The Truth About Pore Size Reduction: Fact vs. Fiction

The Truth About Pore Size Reduction: Fact vs. Fiction

People often have concerns about pore appearance: both clogged and enlarged pores are frequent complaints. Interestingly, many factors involving pore appearance are of genetic origin.

Question: Why do we see pores?

ANSWER: The term pore is actually a consumer term referring to the follicle’s appearance from a frontal and topical view. From a scientific standpoint, the pore is the view of the top of the pilosebaceous follicle.

The amount of sebum (oil) the skin produces is genetic. The size and number of sebaceous glands, the number of lobes on the glands, and sebum production levels are also genetically influenced.

As the sebaceous glands produce sebum, the follicle dilates to accommodate the amount of sebum passing through the follicle to the skin’s surface, almost like a collapsible hose enlarges as water passes through it. If the skin is dry (alipidic), it produces less sebum and the pores appear smaller because there is less oil passing through the follicle. Therefore, oily skin or oily areas of the skin have larger pores, and dry skin has smaller pores.

Question: What causes clogged pores, and why do they reoccur so quickly after a facial?

ANSWER: Clogged pores are follicles impacted with a combination of corneum cell buildup mixed with sebum that has solidified.

There are several degrees of follicle impaction:

  • Retention hyperkeratosis is the genetic tendency for cells to build up inside the follicle, causing the follicle walls to thicken.
  • The overproduction of sebum by the sebaceous glands— also genetic—bathes the cell buildup, coating the dead cell accumulation. The sebum oxidizes, solidifies, and causes melanin to be secreted into the impaction. This creates a darkened head on the impaction. Larger lesions of this type are known as open comedones, more commonly called “blackheads.” These larger lesions are prominent in appearance, dilated, and easily extracted by a well-trained esthetician. Open comedones take several months to develop.
  • Smaller clogged pores, such as ones on the nose, are known as sebaceous filaments.
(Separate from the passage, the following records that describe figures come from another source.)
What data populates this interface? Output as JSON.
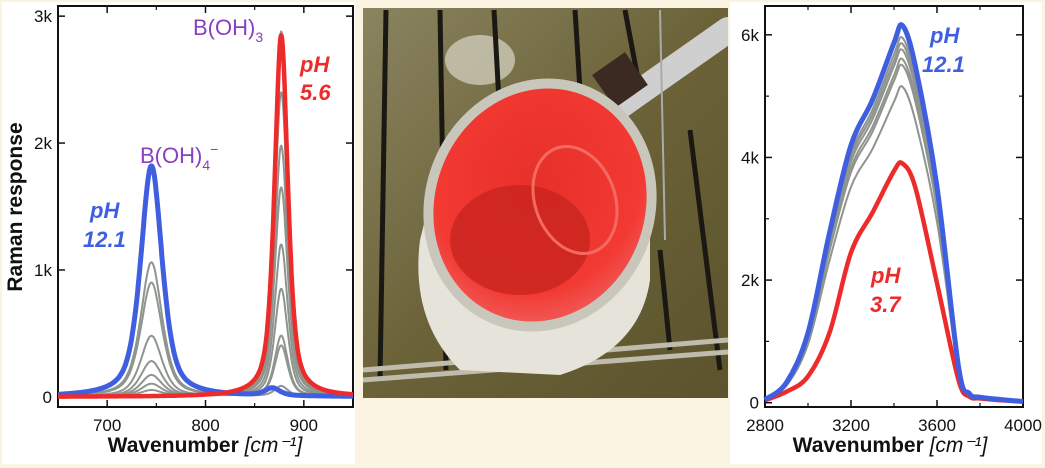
{
  "colors": {
    "high_ph": "#3f5fe0",
    "low_ph": "#ee2b2b",
    "intermediate": "#8e948e",
    "species_label": "#8a3fc0",
    "background": "#fcf4e2"
  },
  "chart_data": [
    {
      "type": "line",
      "ylabel": "Raman response",
      "xlabel": "Wavenumber",
      "xlabel_unit": "[cm⁻¹]",
      "xlim": [
        650,
        950
      ],
      "ylim": [
        -80,
        3080
      ],
      "xticks": [
        700,
        800,
        900
      ],
      "xtick_labels": [
        "700",
        "800",
        "900"
      ],
      "yticks": [
        0,
        1000,
        2000,
        3000
      ],
      "ytick_labels": [
        "0",
        "1k",
        "2k",
        "3k"
      ],
      "grid": false,
      "annotations": {
        "borate": {
          "base": "B(OH)",
          "sub": "4",
          "sup": "−"
        },
        "boric": {
          "base": "B(OH)",
          "sub": "3"
        },
        "high": {
          "line1": "pH",
          "line2": "12.1"
        },
        "low": {
          "line1": "pH",
          "line2": "5.6"
        }
      },
      "series": [
        {
          "role": "high_ph",
          "peaks": [
            {
              "center": 745,
              "height": 1820,
              "fwhm": 26
            },
            {
              "center": 868,
              "height": 60,
              "fwhm": 18
            }
          ]
        },
        {
          "role": "low_ph",
          "peaks": [
            {
              "center": 877,
              "height": 2850,
              "fwhm": 16
            }
          ]
        },
        {
          "role": "intermediate",
          "peaks": [
            {
              "center": 745,
              "height": 1060,
              "fwhm": 26
            },
            {
              "center": 877,
              "height": 80,
              "fwhm": 16
            }
          ]
        },
        {
          "role": "intermediate",
          "peaks": [
            {
              "center": 745,
              "height": 900,
              "fwhm": 26
            },
            {
              "center": 877,
              "height": 400,
              "fwhm": 16
            }
          ]
        },
        {
          "role": "intermediate",
          "peaks": [
            {
              "center": 745,
              "height": 480,
              "fwhm": 26
            },
            {
              "center": 877,
              "height": 480,
              "fwhm": 16
            }
          ]
        },
        {
          "role": "intermediate",
          "peaks": [
            {
              "center": 745,
              "height": 280,
              "fwhm": 26
            },
            {
              "center": 877,
              "height": 850,
              "fwhm": 16
            }
          ]
        },
        {
          "role": "intermediate",
          "peaks": [
            {
              "center": 745,
              "height": 170,
              "fwhm": 26
            },
            {
              "center": 877,
              "height": 1200,
              "fwhm": 16
            }
          ]
        },
        {
          "role": "intermediate",
          "peaks": [
            {
              "center": 745,
              "height": 100,
              "fwhm": 26
            },
            {
              "center": 877,
              "height": 1650,
              "fwhm": 16
            }
          ]
        },
        {
          "role": "intermediate",
          "peaks": [
            {
              "center": 745,
              "height": 50,
              "fwhm": 26
            },
            {
              "center": 877,
              "height": 1980,
              "fwhm": 16
            }
          ]
        },
        {
          "role": "intermediate",
          "peaks": [
            {
              "center": 877,
              "height": 2400,
              "fwhm": 16
            }
          ]
        },
        {
          "role": "intermediate",
          "peaks": [
            {
              "center": 877,
              "height": 2880,
              "fwhm": 16
            }
          ]
        }
      ]
    },
    {
      "type": "line",
      "xlabel": "Wavenumber",
      "xlabel_unit": "[cm⁻¹]",
      "xlim": [
        2800,
        4000
      ],
      "ylim": [
        -70,
        6470
      ],
      "xticks": [
        2800,
        3200,
        3600,
        4000
      ],
      "xtick_labels": [
        "2800",
        "3200",
        "3600",
        "4000"
      ],
      "yticks": [
        0,
        2000,
        4000,
        6000
      ],
      "ytick_labels": [
        "0",
        "2k",
        "4k",
        "6k"
      ],
      "grid": false,
      "annotations": {
        "high": {
          "line1": "pH",
          "line2": "12.1"
        },
        "low": {
          "line1": "pH",
          "line2": "3.7"
        }
      },
      "x": [
        2800,
        2900,
        3000,
        3100,
        3200,
        3300,
        3400,
        3440,
        3500,
        3600,
        3700,
        3750,
        3800,
        3900,
        4000
      ],
      "series": [
        {
          "role": "intermediate",
          "values": [
            41,
            278,
            953,
            2320,
            3520,
            4140,
            4910,
            5150,
            4590,
            2950,
            495,
            124,
            77,
            41,
            15
          ]
        },
        {
          "role": "intermediate",
          "values": [
            44,
            297,
            1020,
            2475,
            3760,
            4420,
            5250,
            5500,
            4900,
            3150,
            530,
            132,
            83,
            44,
            16
          ]
        },
        {
          "role": "intermediate",
          "values": [
            45,
            300,
            1035,
            2520,
            3830,
            4500,
            5340,
            5600,
            4990,
            3200,
            540,
            134,
            84,
            45,
            17
          ]
        },
        {
          "role": "intermediate",
          "values": [
            45,
            310,
            1065,
            2590,
            3930,
            4620,
            5490,
            5750,
            5120,
            3290,
            550,
            138,
            86,
            46,
            17
          ]
        },
        {
          "role": "intermediate",
          "values": [
            45,
            315,
            1080,
            2630,
            4000,
            4700,
            5580,
            5850,
            5210,
            3350,
            560,
            140,
            88,
            47,
            18
          ]
        },
        {
          "role": "intermediate",
          "values": [
            50,
            320,
            1100,
            2680,
            4060,
            4780,
            5680,
            5950,
            5300,
            3400,
            570,
            145,
            90,
            50,
            20
          ]
        },
        {
          "role": "low_ph",
          "values": [
            40,
            180,
            430,
            1140,
            2450,
            3100,
            3780,
            3900,
            3500,
            1950,
            370,
            100,
            70,
            40,
            20
          ]
        },
        {
          "role": "high_ph",
          "values": [
            50,
            330,
            1140,
            2770,
            4200,
            4940,
            5870,
            6150,
            5480,
            3520,
            590,
            150,
            90,
            50,
            20
          ]
        }
      ]
    }
  ]
}
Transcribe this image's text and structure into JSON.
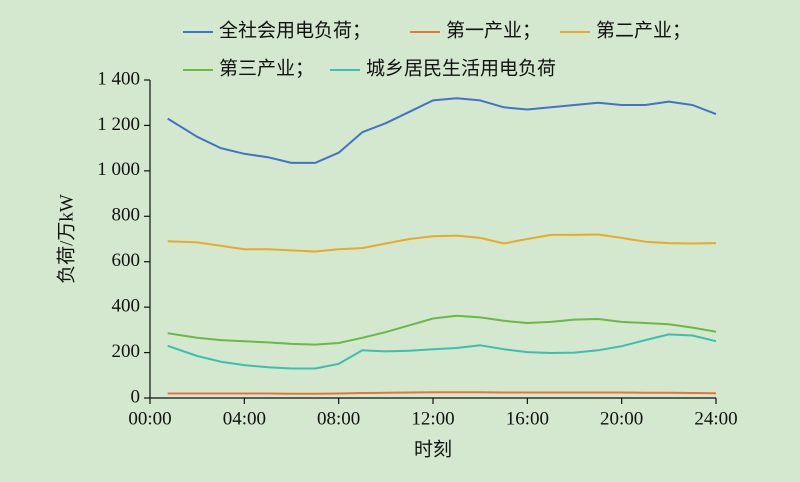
{
  "chart_data": {
    "type": "line",
    "x_label": "时刻",
    "y_label": "负荷/万kW",
    "x": [
      0.75,
      2,
      3,
      4,
      5,
      6,
      7,
      8,
      9,
      10,
      11,
      12,
      13,
      14,
      15,
      16,
      17,
      18,
      19,
      20,
      21,
      22,
      23,
      24
    ],
    "series": [
      {
        "name": "全社会用电负荷；",
        "color": "#4472c4",
        "values": [
          1230,
          1150,
          1100,
          1075,
          1060,
          1035,
          1035,
          1080,
          1170,
          1210,
          1260,
          1310,
          1320,
          1310,
          1280,
          1270,
          1280,
          1290,
          1300,
          1290,
          1290,
          1305,
          1290,
          1250
        ]
      },
      {
        "name": "第一产业；",
        "color": "#e8743b",
        "values": [
          20,
          20,
          20,
          20,
          20,
          19,
          19,
          20,
          22,
          23,
          24,
          25,
          25,
          25,
          24,
          24,
          24,
          24,
          24,
          24,
          23,
          23,
          22,
          21
        ]
      },
      {
        "name": "第二产业；",
        "color": "#e8aa2a",
        "values": [
          690,
          685,
          670,
          655,
          655,
          650,
          645,
          655,
          660,
          680,
          700,
          712,
          715,
          705,
          680,
          700,
          718,
          718,
          720,
          705,
          688,
          682,
          680,
          682
        ]
      },
      {
        "name": "第三产业；",
        "color": "#6ab845",
        "values": [
          285,
          265,
          255,
          250,
          245,
          238,
          235,
          242,
          265,
          290,
          320,
          350,
          362,
          355,
          340,
          330,
          335,
          345,
          348,
          335,
          330,
          325,
          310,
          292
        ]
      },
      {
        "name": "城乡居民生活用电负荷",
        "color": "#3cbfae",
        "values": [
          230,
          185,
          160,
          145,
          135,
          130,
          130,
          150,
          210,
          205,
          208,
          215,
          220,
          232,
          215,
          202,
          198,
          200,
          210,
          228,
          255,
          280,
          275,
          250
        ]
      }
    ],
    "xlim": [
      0,
      24
    ],
    "xticks": [
      {
        "value": 0,
        "label": "00:00"
      },
      {
        "value": 4,
        "label": "04:00"
      },
      {
        "value": 8,
        "label": "08:00"
      },
      {
        "value": 12,
        "label": "12:00"
      },
      {
        "value": 16,
        "label": "16:00"
      },
      {
        "value": 20,
        "label": "20:00"
      },
      {
        "value": 24,
        "label": "24:00"
      }
    ],
    "ylim": [
      0,
      1400
    ],
    "yticks": [
      0,
      200,
      400,
      600,
      800,
      {
        "value": 1000,
        "label": "1 000"
      },
      {
        "value": 1200,
        "label": "1 200"
      },
      {
        "value": 1400,
        "label": "1 400"
      }
    ],
    "grid": false
  }
}
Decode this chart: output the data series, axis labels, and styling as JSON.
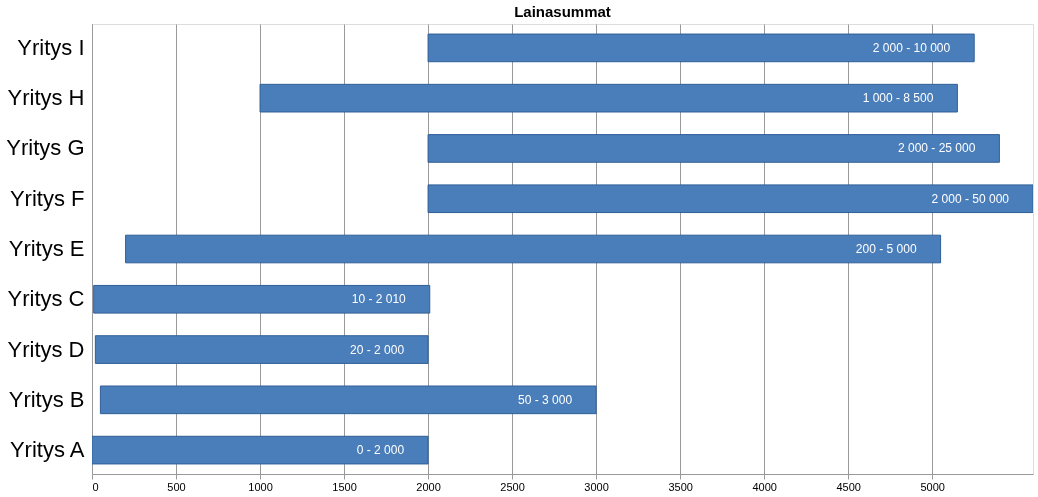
{
  "chart_data": {
    "type": "bar",
    "orientation": "horizontal",
    "title": "Lainasummat",
    "categories": [
      "Yritys I",
      "Yritys H",
      "Yritys G",
      "Yritys F",
      "Yritys E",
      "Yritys C",
      "Yritys D",
      "Yritys B",
      "Yritys A"
    ],
    "base": [
      2000,
      1000,
      2000,
      2000,
      200,
      10,
      20,
      50,
      0
    ],
    "values": [
      3250,
      4150,
      3400,
      3600,
      4850,
      2000,
      1980,
      2950,
      2000
    ],
    "annotations": [
      {
        "text": "2 000 - 10 000",
        "x": 5250,
        "y": "Yritys I"
      },
      {
        "text": "1 000 - 8 500",
        "x": 5150,
        "y": "Yritys H"
      },
      {
        "text": "2 000 - 25 000",
        "x": 5400,
        "y": "Yritys G"
      },
      {
        "text": "2 000 - 50 000",
        "x": 5600,
        "y": "Yritys F"
      },
      {
        "text": "200 - 5 000",
        "x": 5050,
        "y": "Yritys E"
      },
      {
        "text": "10 - 2 010",
        "x": 2010,
        "y": "Yritys C"
      },
      {
        "text": "20 - 2 000",
        "x": 2000,
        "y": "Yritys D"
      },
      {
        "text": "50 - 3 000",
        "x": 3000,
        "y": "Yritys B"
      },
      {
        "text": "0 - 2 000",
        "x": 2000,
        "y": "Yritys A"
      }
    ],
    "color": "#4a7ebb",
    "xlim": [
      0,
      5600
    ],
    "xticks": [
      0,
      500,
      1000,
      1500,
      2000,
      2500,
      3000,
      3500,
      4000,
      4500,
      5000
    ],
    "grid": "x"
  }
}
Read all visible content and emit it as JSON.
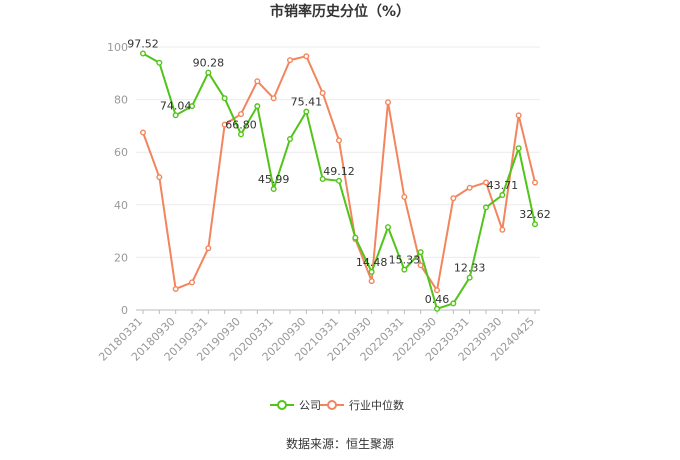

You may have noticed during extraction that the density of the material in these smaller impactions is thinner than that of a fully developed, open comedone. Open comedones contain much more dead cell accumulation, while sebaceous filaments are mostly sebum, which is why they reoccur so soon after an extraction facial.

Question: Can pores really shrink?

ANSWER: Although the idea of shrinking pores is popular with advertisers promoting products, pore size cannot really be permanently reduced. However, pore appearance can be minimized over a period of several months thanks to continual home use of a daily alpha hydroxy serum. By removing cell buildup on the follicle walls, pore elasticity improves and the follicle walls retract.

Pore minimizing makeup like primers and toners are available and generally work by having an astringent effect on the skin’s surface, causing it to temporarily tighten, making the pores appear smaller and more refined. Non comedogenic products like moisturizers also help prevent blockage and pore buildup.

Q: What about pores that always look big, even after treatment or using an astringent?

A: If there is scar tissue or sun damage present, pores may always look big, even after a facial or drying mask treatment. Scar tissue can cause follicles to be unresponsive to cosmetic treatment. Sun-damaged areas may have apparent pores that never seem to change, even with superficial peels. When the skin is sun damaged, it can lose collagen and elastin fibers, resulting in enlarged pores. These sun-damaged follicles are most likely found on the nose and inner cheeks.

Question: What are the best treatments for controlling clogged pores?

ANSWER: Controlling dead-cell accumulation inside the follicle is key to clearing clogged pores on a long-term basis. Even though salon extraction facials help remove visible clogged pores, they cannot stop the continual genetic cell buildup in the follicle. This is why clogged pores are a continual problem. Extraction also has no effect on microcomedones deep in the follicles.

In the salon or over the counter, mild salicylic peels and other home chemical peels help to loosen dead cells on the skin’s surface, easing extraction. Desincrustation solutions are complexes of surfactants that help liquefy solidified sebum accumulations by breaking up the masses, helping make the extraction process more efficient.

Salon treatments are important for removing existing impactions, but the real key to controlling and preventing clogged pores of all types is in daily home care.

A daily application of mild alpha and beta hydroxy acid gels or serums breaks up cell accumulations, which loosens clogged pores. Continued daily use of the gel after the pores are cleared helps keep dead-cell buildup from reoccurring, which may prevent new clogged pores. All too often clients make the mistake of stopping the use of these gels when the skin appears clear. It is important to remind them that cell buildup is a continual problem, because it is genetic.

References:

  • Roh, M., Han, M., Kim, D., & Chung, K. (2006). Sebum output as a factor contributing to the size of facial pores. British Journal of Dermatology, 155(5), 890-894.